While many fear the economic harm from Brexit, the new storm is likely to be caused by the longer-term effect of the latest proposals from the Basel Committee on Banking Supervision, the global bank regulator, and this may prove more damaging to the economies of Europe. [...]
This latest Basel initiative is different. It is again asking banks to hold much more capital than they do today but is focused on traditional lending activities. These are just proposals — the industry’s response has been ferocious and there will be the usual negotiation. There is little doubt, however, that what finally emerges will result in capital requirement for lending activities going up and hence profitability going down.
Unlike previous high-profile retrenchments in the investment banking sector, it would be politically hazardous for a leading bank to announce plans to reduce lending to the real economy. Equally, though, it would be naive to think there will be no strategic response to the Basel recommendations. Banks do not have the luxury of absorbing further hits to their profits.
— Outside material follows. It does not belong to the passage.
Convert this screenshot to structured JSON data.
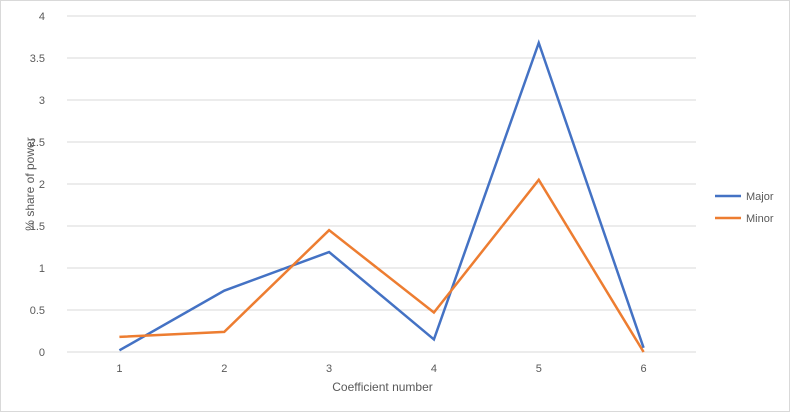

That does not mean regulators should simply abandon their plans to raise capital requirements for lending to the real economy. The rules covering these loans were crafted in the early 2000s and the financial crisis undoubtedly highlighted deficiencies in their models that need to be addressed.
However, regulators should be realistic about the effect that these rules will have. If the return on equity from mortgage lending or corporate lending falls by more than half — as has been widely estimated under the proposals as drafted — then banks will either ration lending in these areas or try to raise prices. Doing nothing is not an option.
What regulators and policymakers in Europe need to focus on instead, therefore, are the consequences of these proposed rule changes. Their priority should be developing financing solutions other than banks from which customers can borrow.